Drawing attention of the administration to a media report that Sony Pictures and Bigelow have been given access to confidential information, New York Republican Congressman Peter T King has said it is the duty of authorities to inform public and lawmakers before declassifying such matters.
He demanded an inquiry into the Pentagon's alleged collaboration with the Oscar-winning filmmaker. "I write to express concern regarding ongoing leaks of classified information regarding sensitive military operations," King, Chairman Committee on Homeland Security, said in a letter to the Defence Department Inspector General Gordon Heddell and CIA Inspector General David Buckley.
"As reported in a New York Times column on August 6, 2011, Administration officials may have provided filmmakers with details of the raid that successfully killed Osama bin Laden (UBL)," the letter said.

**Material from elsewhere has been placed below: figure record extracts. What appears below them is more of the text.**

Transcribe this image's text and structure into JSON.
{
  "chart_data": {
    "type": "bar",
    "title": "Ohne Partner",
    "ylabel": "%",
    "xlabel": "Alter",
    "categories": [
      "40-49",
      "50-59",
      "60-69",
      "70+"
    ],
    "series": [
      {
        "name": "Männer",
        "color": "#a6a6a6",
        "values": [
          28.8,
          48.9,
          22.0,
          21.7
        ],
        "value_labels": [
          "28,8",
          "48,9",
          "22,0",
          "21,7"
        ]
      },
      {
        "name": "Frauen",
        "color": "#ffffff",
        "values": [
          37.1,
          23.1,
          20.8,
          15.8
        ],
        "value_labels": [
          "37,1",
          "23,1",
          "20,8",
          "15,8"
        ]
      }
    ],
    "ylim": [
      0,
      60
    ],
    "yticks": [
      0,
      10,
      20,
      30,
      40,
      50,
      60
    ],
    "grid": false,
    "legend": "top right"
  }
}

King said leaks of classified information regarding the bin Laden raid have already resulted, according to a June 15, 2011 article in the Washington Post, in the arrests of Pakistanis who were believed by local authorities to have assisted the CIA with the May 2 raid in Pakistan's garrison city of Abbottabad.
"Administration's first duty in declassifying material is to provide full reporting to Congress and the American people, in an effort to build public trust through transparency of government," King said. "In contrast, this alleged collaboration belies a desire of transparency in favour of a cinematographic view of history," he said. The film is reportedly to be released next October, just a month before the November 2012 elections.
"Further participation by JSOC and the Agency in making a film about the raid is bound to increase such leaks, and undermine these organisations' hard-won reputations as 'quiet professionals' - reputations important for their continued operational success. And, the success of these organisations is vital to our continued homeland security," he said. "Therefore, I request an investigation and classified briefing regarding this matter from the Defence Department's and CIA's Inspectors General," King demanded.